Final arguments in trial of Benghazi attack ‘mastermind’

Prosecutors in the trial of the alleged Libyan mastermind of the 2012 attack in Benghazi that killed a US ambassador argued Thursday that he was equally responsible even if he did not personally take part.

Wrapping up final arguments in the trial of Ahmed Abu Khattala over the 2012 Benghazi attack, US government lawyers said he was guilty of conspiracy and murder in the deaths of US ambassador to Libya Christopher Stevens and three other Americans.


“‘I will kill all the Americans, each and everyone of them…’: This is what the defendant Abu Khattala said and this is exactly what he did,” prosecutor Michael DiLorenzo told a jury in the trial in Washington federal court.

“On September 11, he took action,” DiLorenzo said, highlighting that the attack in the eastern Libyan city took place on the anniversary of the 9/11 Al Qaeda attacks.

Khattala, in his 40s with a long white beard, sat passively in his chair in the courtroom, where his trial opened seven weeks earlier.

DiLorenzo summed up his argument that Khattala was an Islamic extremist who hated Western culture and believed the US operated a cell of spies in Benghazi.

Prosecutors allege that he directed the attack by some 20 men armed with grenades and heavy weapons on the US consulate and a second annex building where agents of the CIA worked.

The attack set fire to the consulate, where Stevens and a second State Department official, Sean Smith, died of asphyxiation.

Later that night two former Navy Seals who were contracted to the consulate operation, Glen Doherty and Tyrone Woods, were killed by mortar fire on the annex.

The attack shocked the United States.

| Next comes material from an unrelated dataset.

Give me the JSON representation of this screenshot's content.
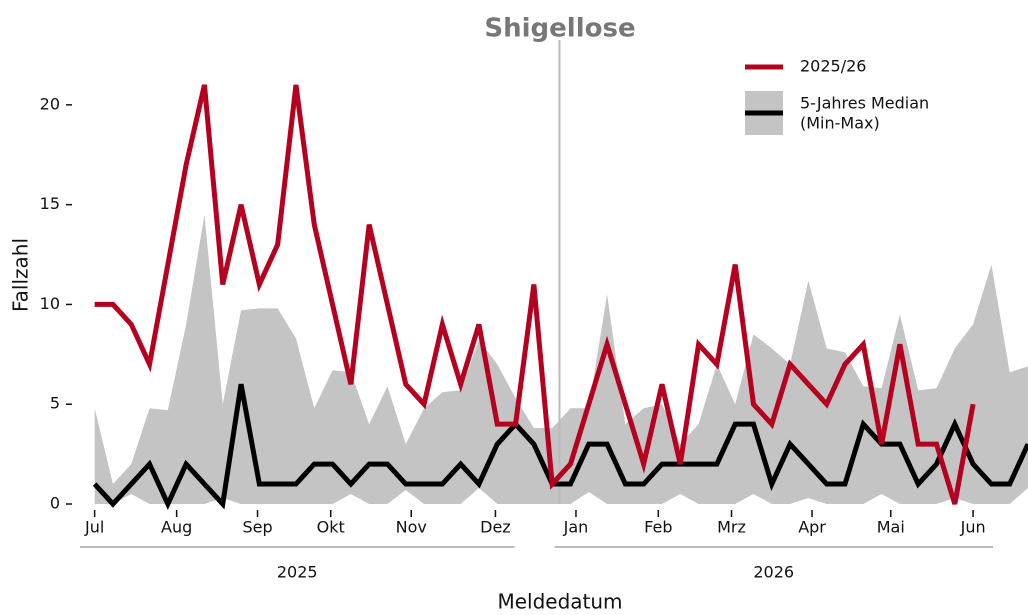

Stevens was the first American ambassador killed in the field since 1979.

Republicans in Congress launched an intense investigation that accused president Barack Obama and then-secretary of state Hillary Clinton of mismanagement, neglect and covering up the truth of the incident.

– Murder and terror charges –

Khattala is facing 18 separate charges including murder and material support for terrorists.

The 12-person jury is to begin weighing a verdict after final arguments in the case wind up on Thursday.

Khattala’s lawyers argue that although he is a conservative Muslim, he did not hate the West. To the contrary, they said he was a “Libyan patriot” who says he worked with Americans to bring down the Libyan dictator Moamer Kadhafi, who was killed in 2011.

The photographs and videos that show him at the site during the attack do not prove he was part of it, his lawyers say. He was only a bystander who came to watch.

But the US government argues he commanded the Islamist militia Ansar al-Sharia behind the attack.

Even if he did not physically participate, DiLorenzo argued, in a conspiracy “the defendant is equally liable.”

– Test case –

Khattala’s trial is a test case for foreign suspects forcibly brought to the United States for trial.

He was captured in 2014 when US special forces carried out a raid based on intelligence provided by a Libyan man who ultimately received a $7 million reward from the US government.

On November 4 a second Libyan accused of involvement in the Benghazi attack, Mustafa al-Imam, was put on trial in the same Washington court, days after being captured and brought to the United States.

Al-Imam was called one of the men who attacked the consulate.